Titans Better Off With Collins
by Matt Severance - 09/10/2008
The Tennessee Titans will be without (projected) franchise quarterback Vince Young for at least the next two weeks after the No. 3 overall pick in the 2006 draft suffered an MCL sprain in Sunday's win against Jacksonville.
The Titans will start Kerry Collins for the immediate future in place of the former Texas star, but there are other factors that may indicate the team is better served to move on this season without Young despite his 18-11 record as Tennessee's starting QB.
On the field, there is little doubt that Young has regressed from his 2006 NFL Offensive Rookie of the Year season. That year, VY led the Titans to six wins in their final seven games, and the future looked bright. Thanks mainly to his rushing numbers, his stats were good if not great (51.5 percent completions, 2,199 yards, 12 TDs, 13 INTs; 552 rushing yards, seven TDs), but Young had emerged as a leader of the team.
Thus, most expected a breakout 2007 campaign, but Young struggled. His completion percentage did rise to 62.3 percent and he threw for 2,546 yards, but his interceptions jumped to 17, his touchdowns dropped to nine, his yards per carry were down 2.5 per attempt and he scored four fewer TDs on the ground. He did win, however, going 9-6 as a starter.
Largely in hopes of advancing Young's progress in 2008, the Titans brought back offensive coordinator Mike Heimerdinger, the man largely responsible for shaping Steve McNair into an MVP with the Titans. If Week 1 was any indication, that didn't help. The Titans beat the Jaguars 17-10, but not because of much Young did: 12-for-22, 110 yards passing, one touchdown, two interceptions and only one rush for four yards.
Young was booed by the home crowd after throwing that second interception, so he proceeded to throw his helmet and sit on the bench with a towel over his head. The problem came when he reportedly refused to re-enter the game when the Titans got the ball back. Collins began to warm up, but Young did go back in after a brief conversation with Coach Jeff Fisher.
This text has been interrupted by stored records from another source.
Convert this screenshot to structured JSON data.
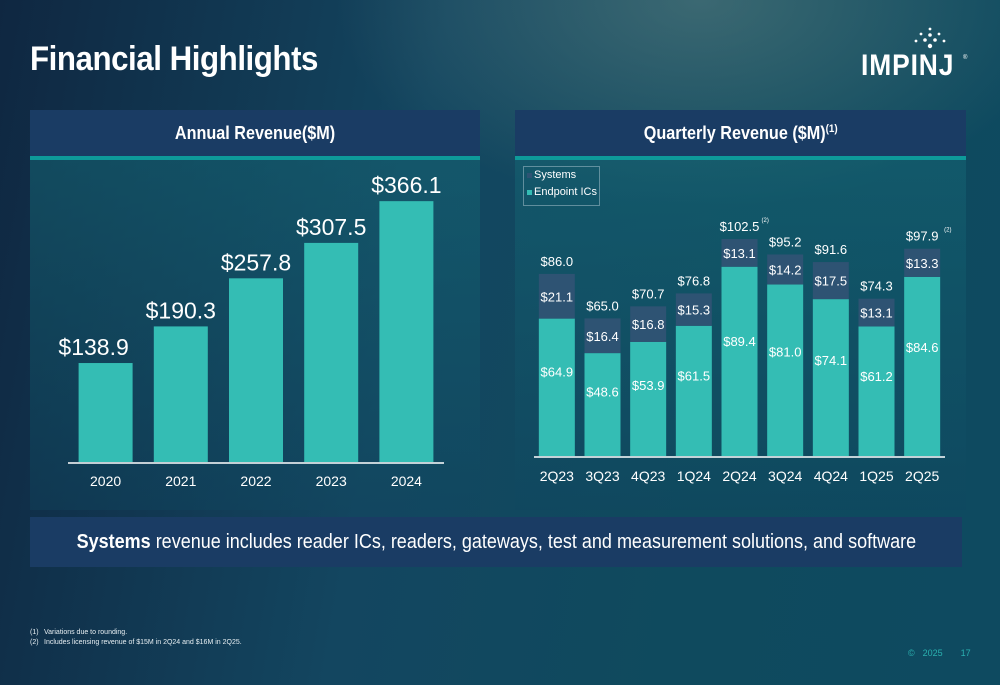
{
  "page": {
    "title": "Financial Highlights",
    "logo_text": "IMPINJ",
    "logo_mark": "®",
    "colors": {
      "endpoint_ics": "#34bdb4",
      "systems": "#2e5373",
      "panel_header": "#1a3c64",
      "accent_rule": "#0e9a9a",
      "footer_text": "#2ab0b0"
    }
  },
  "note_bar": {
    "bold": "Systems",
    "rest": " revenue includes reader ICs, readers, gateways, test and measurement solutions, and software"
  },
  "footnotes": [
    {
      "num": "(1)",
      "text": "Variations due to rounding."
    },
    {
      "num": "(2)",
      "text": "Includes licensing revenue of $15M in 2Q24 and $16M in 2Q25."
    }
  ],
  "footer": {
    "copyright": "©",
    "year": "2025",
    "page_number": "17"
  },
  "chart_data": [
    {
      "type": "bar",
      "title": "Annual Revenue($M)",
      "xlabel": "",
      "ylabel": "",
      "grid": false,
      "categories": [
        "2020",
        "2021",
        "2022",
        "2023",
        "2024"
      ],
      "values": [
        138.9,
        190.3,
        257.8,
        307.5,
        366.1
      ],
      "labels": [
        "$138.9",
        "$190.3",
        "$257.8",
        "$307.5",
        "$366.1"
      ],
      "ylim": [
        0,
        400
      ]
    },
    {
      "type": "bar",
      "stacked": true,
      "title": "Quarterly Revenue ($M)",
      "title_superscript": "(1)",
      "xlabel": "",
      "ylabel": "",
      "grid": false,
      "legend": {
        "placement": "top-left",
        "entries": [
          "Systems",
          "Endpoint ICs"
        ]
      },
      "categories": [
        "2Q23",
        "3Q23",
        "4Q23",
        "1Q24",
        "2Q24",
        "3Q24",
        "4Q24",
        "1Q25",
        "2Q25"
      ],
      "series": [
        {
          "name": "Endpoint ICs",
          "values": [
            64.9,
            48.6,
            53.9,
            61.5,
            89.4,
            81.0,
            74.1,
            61.2,
            84.6
          ]
        },
        {
          "name": "Systems",
          "values": [
            21.1,
            16.4,
            16.8,
            15.3,
            13.1,
            14.2,
            17.5,
            13.1,
            13.3
          ]
        }
      ],
      "totals": [
        86.0,
        65.0,
        70.7,
        76.8,
        102.5,
        95.2,
        91.6,
        74.3,
        97.9
      ],
      "total_superscripts": [
        "",
        "",
        "",
        "",
        "(2)",
        "",
        "",
        "",
        "(2)"
      ],
      "ylim": [
        0,
        110
      ]
    }
  ]
}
The worst thing a player can do is quit on a team, and don't think the other players didn't notice.
Things didn't improve on Monday. That day, Young met with a psychologist along with Fisher and another team official. The psychologist said Young was extremely depressed and expressed concerns to the team about Young's safety. So when Young later left his home abruptly and without his cell phone, Young's family called Fisher, worried about Young's mental state. Fisher then called Nashville police, who proceeded to look for Young.
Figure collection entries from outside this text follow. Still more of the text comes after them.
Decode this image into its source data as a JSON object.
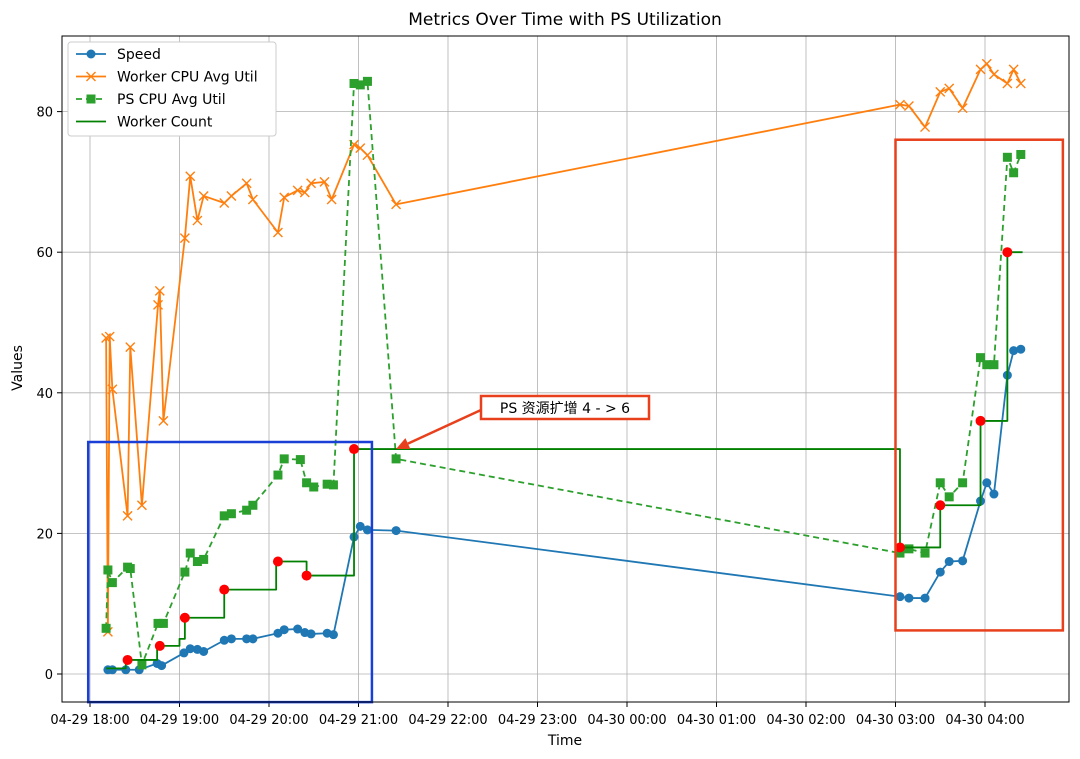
{
  "chart_data": {
    "type": "line",
    "title": "Metrics Over Time with PS Utilization",
    "xlabel": "Time",
    "ylabel": "Values",
    "ylim": [
      -4,
      90
    ],
    "grid": true,
    "legend_placement": "top-left",
    "x_unit": "hours after 04-29 18:00",
    "x_ticks": [
      {
        "x": 0,
        "label": "04-29 18:00"
      },
      {
        "x": 1,
        "label": "04-29 19:00"
      },
      {
        "x": 2,
        "label": "04-29 20:00"
      },
      {
        "x": 3,
        "label": "04-29 21:00"
      },
      {
        "x": 4,
        "label": "04-29 22:00"
      },
      {
        "x": 5,
        "label": "04-29 23:00"
      },
      {
        "x": 6,
        "label": "04-30 00:00"
      },
      {
        "x": 7,
        "label": "04-30 01:00"
      },
      {
        "x": 8,
        "label": "04-30 02:00"
      },
      {
        "x": 9,
        "label": "04-30 03:00"
      },
      {
        "x": 10,
        "label": "04-30 04:00"
      }
    ],
    "y_ticks": [
      0,
      20,
      40,
      60,
      80
    ],
    "series": [
      {
        "name": "Speed",
        "color": "#1f77b4",
        "marker": "circle",
        "style": "solid",
        "points": [
          [
            0.2,
            0.6
          ],
          [
            0.25,
            0.6
          ],
          [
            0.4,
            0.6
          ],
          [
            0.55,
            0.6
          ],
          [
            0.75,
            1.5
          ],
          [
            0.8,
            1.2
          ],
          [
            1.05,
            3.0
          ],
          [
            1.12,
            3.6
          ],
          [
            1.2,
            3.5
          ],
          [
            1.27,
            3.2
          ],
          [
            1.5,
            4.8
          ],
          [
            1.58,
            5.0
          ],
          [
            1.75,
            5.0
          ],
          [
            1.82,
            5.0
          ],
          [
            2.1,
            5.8
          ],
          [
            2.17,
            6.3
          ],
          [
            2.32,
            6.4
          ],
          [
            2.4,
            5.9
          ],
          [
            2.47,
            5.7
          ],
          [
            2.65,
            5.8
          ],
          [
            2.72,
            5.6
          ],
          [
            2.95,
            19.5
          ],
          [
            3.02,
            21.0
          ],
          [
            3.1,
            20.5
          ],
          [
            3.42,
            20.4
          ],
          [
            9.05,
            11.0
          ],
          [
            9.15,
            10.8
          ],
          [
            9.33,
            10.8
          ],
          [
            9.5,
            14.5
          ],
          [
            9.6,
            16.0
          ],
          [
            9.75,
            16.1
          ],
          [
            9.95,
            24.6
          ],
          [
            10.02,
            27.2
          ],
          [
            10.1,
            25.6
          ],
          [
            10.25,
            42.5
          ],
          [
            10.32,
            46.0
          ],
          [
            10.4,
            46.2
          ]
        ]
      },
      {
        "name": "Worker CPU Avg Util",
        "color": "#ff7f0e",
        "marker": "x",
        "style": "solid",
        "points": [
          [
            0.18,
            47.8
          ],
          [
            0.2,
            6.0
          ],
          [
            0.22,
            48.0
          ],
          [
            0.25,
            40.5
          ],
          [
            0.42,
            22.5
          ],
          [
            0.45,
            46.5
          ],
          [
            0.58,
            24.0
          ],
          [
            0.76,
            52.5
          ],
          [
            0.78,
            54.5
          ],
          [
            0.82,
            36.0
          ],
          [
            1.06,
            62.0
          ],
          [
            1.12,
            70.8
          ],
          [
            1.2,
            64.5
          ],
          [
            1.27,
            68.0
          ],
          [
            1.5,
            67.0
          ],
          [
            1.58,
            68.0
          ],
          [
            1.75,
            69.8
          ],
          [
            1.82,
            67.5
          ],
          [
            2.1,
            62.8
          ],
          [
            2.17,
            67.8
          ],
          [
            2.32,
            68.8
          ],
          [
            2.4,
            68.5
          ],
          [
            2.47,
            69.8
          ],
          [
            2.62,
            70.0
          ],
          [
            2.7,
            67.5
          ],
          [
            2.95,
            75.3
          ],
          [
            3.02,
            74.8
          ],
          [
            3.1,
            73.8
          ],
          [
            3.42,
            66.8
          ],
          [
            9.05,
            81.0
          ],
          [
            9.15,
            80.8
          ],
          [
            9.33,
            77.8
          ],
          [
            9.5,
            82.8
          ],
          [
            9.6,
            83.3
          ],
          [
            9.75,
            80.5
          ],
          [
            9.95,
            86.0
          ],
          [
            10.02,
            86.8
          ],
          [
            10.1,
            85.3
          ],
          [
            10.25,
            84.0
          ],
          [
            10.32,
            86.0
          ],
          [
            10.4,
            84.0
          ]
        ]
      },
      {
        "name": "PS CPU Avg Util",
        "color": "#2ca02c",
        "marker": "square",
        "style": "dashed",
        "points": [
          [
            0.18,
            6.5
          ],
          [
            0.2,
            14.8
          ],
          [
            0.25,
            13.0
          ],
          [
            0.42,
            15.2
          ],
          [
            0.45,
            15.0
          ],
          [
            0.58,
            1.3
          ],
          [
            0.76,
            7.2
          ],
          [
            0.82,
            7.2
          ],
          [
            1.06,
            14.5
          ],
          [
            1.12,
            17.2
          ],
          [
            1.2,
            16.0
          ],
          [
            1.27,
            16.3
          ],
          [
            1.5,
            22.5
          ],
          [
            1.58,
            22.8
          ],
          [
            1.75,
            23.3
          ],
          [
            1.82,
            24.0
          ],
          [
            2.1,
            28.3
          ],
          [
            2.17,
            30.6
          ],
          [
            2.35,
            30.5
          ],
          [
            2.42,
            27.2
          ],
          [
            2.5,
            26.6
          ],
          [
            2.65,
            27.0
          ],
          [
            2.72,
            26.9
          ],
          [
            2.95,
            84.0
          ],
          [
            3.02,
            83.8
          ],
          [
            3.1,
            84.3
          ],
          [
            3.42,
            30.6
          ],
          [
            9.05,
            17.2
          ],
          [
            9.15,
            17.8
          ],
          [
            9.33,
            17.2
          ],
          [
            9.5,
            27.2
          ],
          [
            9.6,
            25.2
          ],
          [
            9.75,
            27.2
          ],
          [
            9.95,
            45.0
          ],
          [
            10.02,
            44.0
          ],
          [
            10.1,
            44.0
          ],
          [
            10.25,
            73.5
          ],
          [
            10.32,
            71.3
          ],
          [
            10.4,
            73.9
          ]
        ]
      },
      {
        "name": "Worker Count",
        "color": "#008000",
        "marker": "none",
        "style": "step",
        "points": [
          [
            0.18,
            0.8
          ],
          [
            0.4,
            2.0
          ],
          [
            0.6,
            2.0
          ],
          [
            0.75,
            4.0
          ],
          [
            1.0,
            5.0
          ],
          [
            1.06,
            8.0
          ],
          [
            1.27,
            8.0
          ],
          [
            1.5,
            12.0
          ],
          [
            1.82,
            12.0
          ],
          [
            2.08,
            16.0
          ],
          [
            2.35,
            16.0
          ],
          [
            2.42,
            14.0
          ],
          [
            2.72,
            14.0
          ],
          [
            2.95,
            32.0
          ],
          [
            3.42,
            32.0
          ],
          [
            9.05,
            18.0
          ],
          [
            9.33,
            18.0
          ],
          [
            9.5,
            24.0
          ],
          [
            9.75,
            24.0
          ],
          [
            9.95,
            36.0
          ],
          [
            10.1,
            36.0
          ],
          [
            10.25,
            60.0
          ],
          [
            10.42,
            60.0
          ]
        ]
      }
    ],
    "change_points": {
      "color": "#ff0000",
      "points": [
        [
          0.42,
          2.0
        ],
        [
          0.78,
          4.0
        ],
        [
          1.06,
          8.0
        ],
        [
          1.5,
          12.0
        ],
        [
          2.1,
          16.0
        ],
        [
          2.42,
          14.0
        ],
        [
          2.95,
          32.0
        ],
        [
          9.05,
          18.0
        ],
        [
          9.5,
          24.0
        ],
        [
          9.95,
          36.0
        ],
        [
          10.25,
          60.0
        ]
      ]
    },
    "annotation": {
      "text": "PS 资源扩增 4 - > 6",
      "target": [
        3.42,
        32.0
      ],
      "box_color": "#e8401c",
      "arrow_color": "#e8401c"
    },
    "highlight_boxes": [
      {
        "color": "#1a3fd6",
        "x_range": [
          -0.02,
          3.15
        ],
        "y_range": [
          -4,
          33
        ]
      },
      {
        "color": "#e8401c",
        "x_range": [
          9.0,
          10.87
        ],
        "y_range": [
          6.2,
          76
        ]
      }
    ]
  }
}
It turned out to be nothing, but the fact that the team called the police obviously tells you something deeper is going on with Young.
Felicia Young, Vince's mother, told The Tennessean said her son does want to return but that he needs some space.
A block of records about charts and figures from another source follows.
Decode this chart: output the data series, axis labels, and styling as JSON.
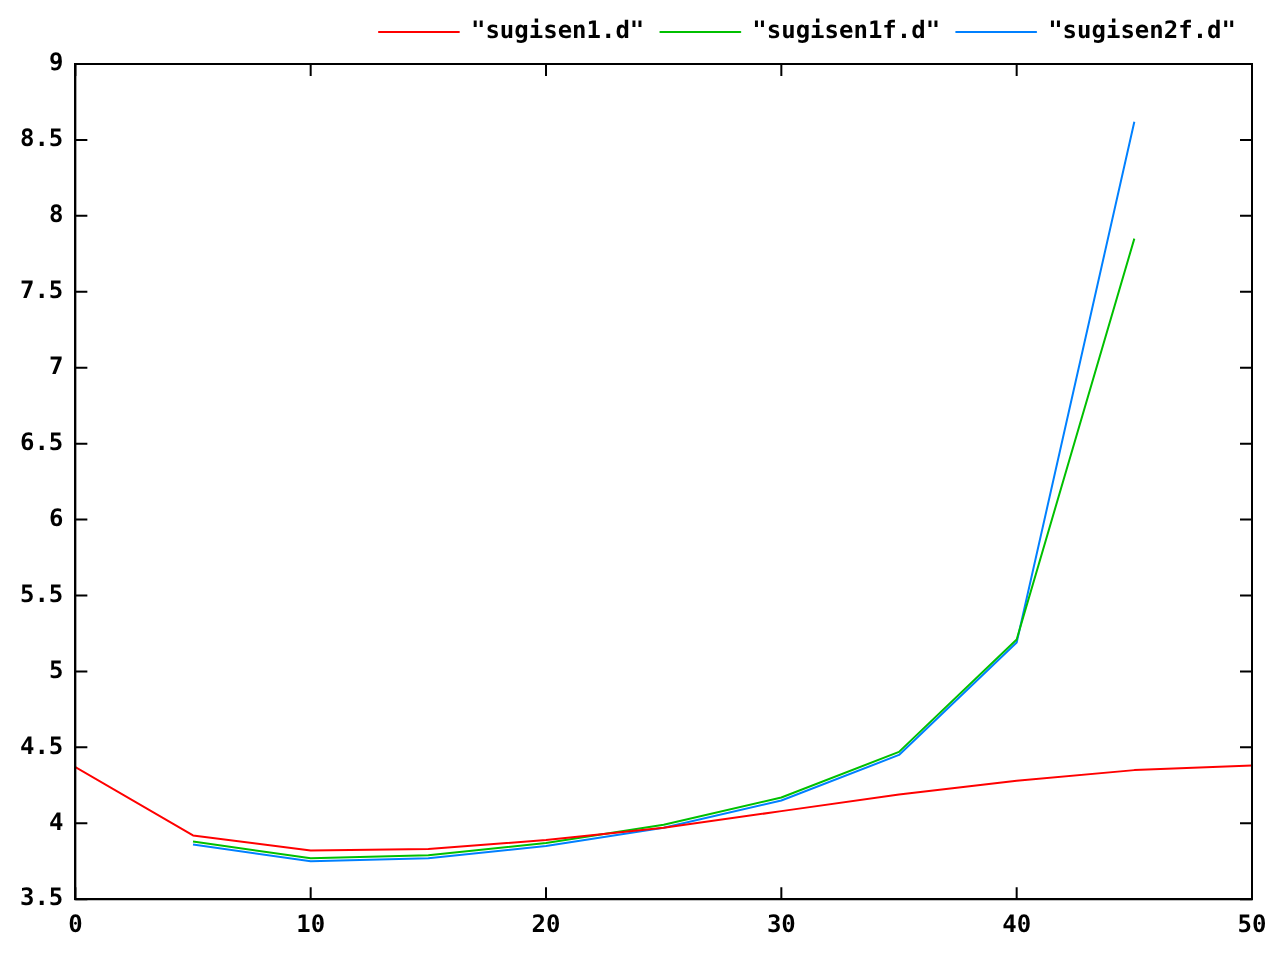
{
  "chart_data": {
    "type": "line",
    "x": [
      0,
      5,
      10,
      15,
      20,
      25,
      30,
      35,
      40,
      45,
      50
    ],
    "series": [
      {
        "name": "\"sugisen1.d\"",
        "color": "#ff0000",
        "values": [
          4.37,
          3.92,
          3.82,
          3.83,
          3.89,
          3.97,
          4.08,
          4.19,
          4.28,
          4.35,
          4.38
        ]
      },
      {
        "name": "\"sugisen1f.d\"",
        "color": "#00c000",
        "values": [
          null,
          3.88,
          3.77,
          3.79,
          3.87,
          3.99,
          4.17,
          4.47,
          5.21,
          7.85,
          null
        ]
      },
      {
        "name": "\"sugisen2f.d\"",
        "color": "#0080ff",
        "values": [
          null,
          3.86,
          3.75,
          3.77,
          3.85,
          3.97,
          4.15,
          4.45,
          5.19,
          8.62,
          null
        ]
      }
    ],
    "xlim": [
      0,
      50
    ],
    "xticks": [
      0,
      10,
      20,
      30,
      40,
      50
    ],
    "ylim": [
      3.5,
      9
    ],
    "yticks": [
      3.5,
      4,
      4.5,
      5,
      5.5,
      6,
      6.5,
      7,
      7.5,
      8,
      8.5,
      9
    ],
    "grid": false,
    "legend": "top right",
    "marker": "none",
    "line_style": "solid"
  }
}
"What would you think, if you were tired of being ridiculed and persecuted and talked about and not being treated very well, what would you do? What kind of decision would you make?'' Felicia Young asked. "He may not want to deal with it (all), but you have to get to that point before you make that decision first.
"But we're not talking about football right now. We're talking about what would make him happy, and that is the most important thing."
So now it's Collins' team, and that may not be a bad thing for the on-field product. It was Collins who replaced an injured Young in the season finale last season against the Colts and led the Titans to a victory and a playoff spot. It was Collins who replaced an injured Young last week and led Tennessee on the clinching touchdown drive.
Sunday's game against Cincinnati will be Collins' first start since Week 7 of last year, when he threw for 280 yards in a win against over the Texans. This guy is a 14-year veteran who ranks third among all active QBs in total passing yards, and that's where he will be an improvement for the Titans.
Collins won't scramble like Young, but he gives the team a downfield presence. I realize that Collins has only one career touchdown pass with the Titans, but he also gets to feast on the weak defenses of the Bengals and Texans the next two weeks.
The Titans will remain a run-first, defensive club. But Collins makes the team's receivers somewhat relevant again. And, perhaps more important, he brings some stability to the position.